Bryan still looked uneasy. Now I was staring to get what what was going on: he didn’t want to do this intervention. Krisandra was putting him up to it.
“It sounds like you’ve thought about killing yourself,” he said.
Nobody raised their hand. “I’ve thought about it but I haven’t planned to do it, either” I don’t blame them for thinking that I was considering suicide— and sure, I am, but I’ve always been suicidal. In fact, I was in a much more fragile emotional state when I figured out Santa Claus wasn’t a fan of Jews.
“The best way to kill yourself, anyways, is to do it like the Egyptians did: by swallowing tons of salt.”
Everybody looked at me.
“I mean, by trying to swallow tons of salt. So if you see me starving myself for three days andcollecting salt packets then you’ll have every reason in the world to worry. But until then, let me be at peace.”

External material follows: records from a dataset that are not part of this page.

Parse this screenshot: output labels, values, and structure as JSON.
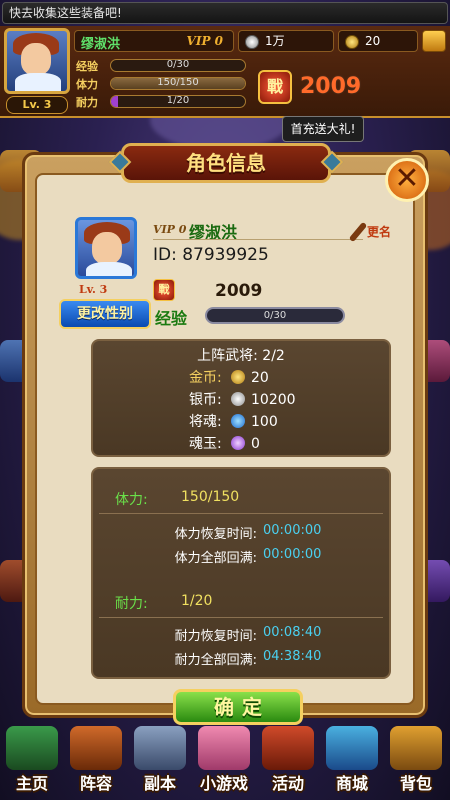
{
  "notice": {
    "text": "快去收集这些装备吧!"
  },
  "player": {
    "name": "缪淑洪",
    "vip": "VIP 0",
    "level": "Lv. 3",
    "silver": "1万",
    "gold": "20",
    "exp_label": "经验",
    "exp_text": "0/30",
    "exp_fraction": 0,
    "stamina_label": "体力",
    "stamina_text": "150/150",
    "stamina_fraction": 1,
    "endurance_label": "耐力",
    "endurance_text": "1/20",
    "endurance_fraction": 0.05,
    "power_icon_text": "戰",
    "power": "2009"
  },
  "gift_tip": "首充送大礼!",
  "dialog": {
    "title": "角色信息",
    "close_label": "✕",
    "vip": "VIP 0",
    "name": "缪淑洪",
    "rename_label": "更名",
    "id_text": "ID:  87939925",
    "level": "Lv. 3",
    "gender_button": "更改性别",
    "power_icon_text": "戰",
    "power": "2009",
    "exp_label": "经验",
    "exp_text": "0/30",
    "exp_fraction": 0,
    "generals": "上阵武将: 2/2",
    "resources": [
      {
        "label": "金币:",
        "icon": "gold-coin-icon",
        "value": "20"
      },
      {
        "label": "银币:",
        "icon": "silver-coin-icon",
        "value": "10200"
      },
      {
        "label": "将魂:",
        "icon": "soul-icon",
        "value": "100"
      },
      {
        "label": "魂玉:",
        "icon": "jade-icon",
        "value": "0"
      }
    ],
    "stamina": {
      "title": "体力:",
      "value": "150/150",
      "recover_label": "体力恢复时间:",
      "recover_value": "00:00:00",
      "full_label": "体力全部回满:",
      "full_value": "00:00:00"
    },
    "endurance": {
      "title": "耐力:",
      "value": "1/20",
      "recover_label": "耐力恢复时间:",
      "recover_value": "00:08:40",
      "full_label": "耐力全部回满:",
      "full_value": "04:38:40"
    },
    "ok_label": "确定"
  },
  "nav": [
    {
      "label": "主页",
      "icon": "home-icon"
    },
    {
      "label": "阵容",
      "icon": "lineup-icon"
    },
    {
      "label": "副本",
      "icon": "dungeon-icon"
    },
    {
      "label": "小游戏",
      "icon": "minigame-icon"
    },
    {
      "label": "活动",
      "icon": "event-icon"
    },
    {
      "label": "商城",
      "icon": "shop-icon"
    },
    {
      "label": "背包",
      "icon": "bag-icon"
    }
  ],
  "colors": {
    "green_name": "#1a6a10",
    "time_cyan": "#4ad0f0",
    "power_red": "#ff6a2a"
  }
}
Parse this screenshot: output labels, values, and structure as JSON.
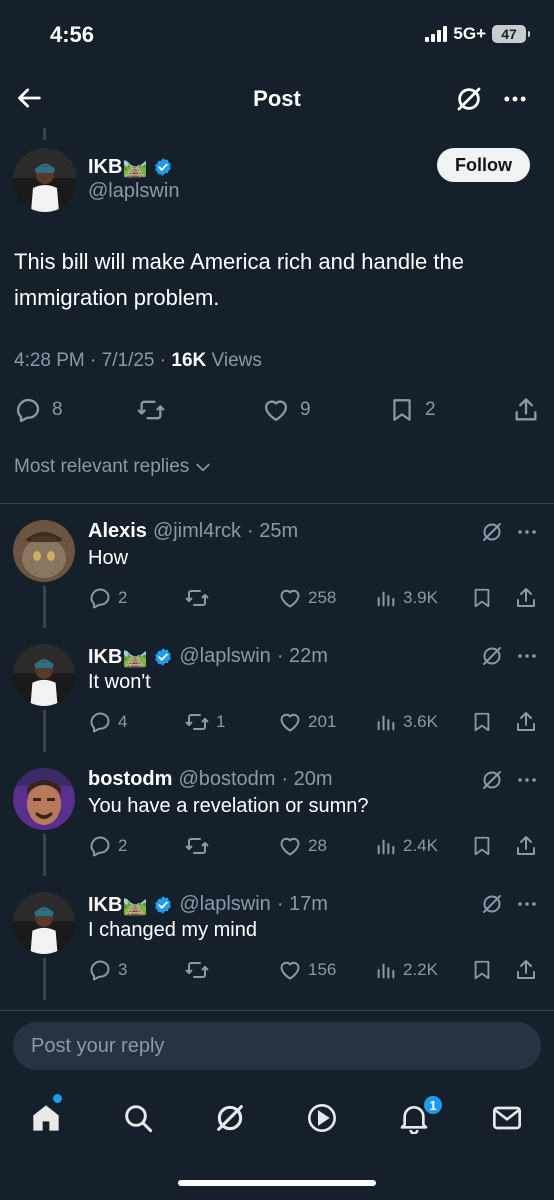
{
  "status_bar": {
    "time": "4:56",
    "network": "5G+",
    "battery": "47"
  },
  "header": {
    "title": "Post"
  },
  "post": {
    "author": {
      "display_name": "IKB🛤️",
      "handle": "@laplswin",
      "verified": true
    },
    "follow_label": "Follow",
    "text": "This bill will make America rich and handle the immigration problem.",
    "meta": {
      "time": "4:28 PM",
      "date": "7/1/25",
      "views_count": "16K",
      "views_label": "Views"
    },
    "actions": {
      "replies": "8",
      "reposts": "",
      "likes": "9",
      "bookmarks": "2"
    }
  },
  "replies_sort_label": "Most relevant replies",
  "replies": [
    {
      "display_name": "Alexis",
      "handle": "@jiml4rck",
      "time": "· 25m",
      "verified": false,
      "text": "How",
      "replies": "2",
      "reposts": "",
      "likes": "258",
      "views": "3.9K"
    },
    {
      "display_name": "IKB🛤️",
      "handle": "@laplswin",
      "time": "· 22m",
      "verified": true,
      "text": "It won't",
      "replies": "4",
      "reposts": "1",
      "likes": "201",
      "views": "3.6K"
    },
    {
      "display_name": "bostodm",
      "handle": "@bostodm",
      "time": "· 20m",
      "verified": false,
      "text": "You have a revelation or sumn?",
      "replies": "2",
      "reposts": "",
      "likes": "28",
      "views": "2.4K"
    },
    {
      "display_name": "IKB🛤️",
      "handle": "@laplswin",
      "time": "· 17m",
      "verified": true,
      "text": "I changed my mind",
      "replies": "3",
      "reposts": "",
      "likes": "156",
      "views": "2.2K"
    }
  ],
  "composer": {
    "placeholder": "Post your reply"
  },
  "tab_bar": {
    "items": [
      "home-icon",
      "search-icon",
      "grok-icon",
      "video-icon",
      "notifications-icon",
      "messages-icon"
    ],
    "notifications_badge": "1"
  },
  "colors": {
    "background": "#15202b",
    "accent": "#1d9bf0",
    "muted": "#8b98a5"
  }
}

“OK Charlie, well thanks for listening,” Krisandra said.
“You didn’t say much of anything so it was particularly easy,” I said.
I’m going to go now. All that emotion from earlier made me tired. I won’t respond to any comments tonight too because I don’t want anything to disrupt my planned masturbation to any video tagged under the category “Flapjack circus titties”.
And I have to hide all this salt I’ve been collecting.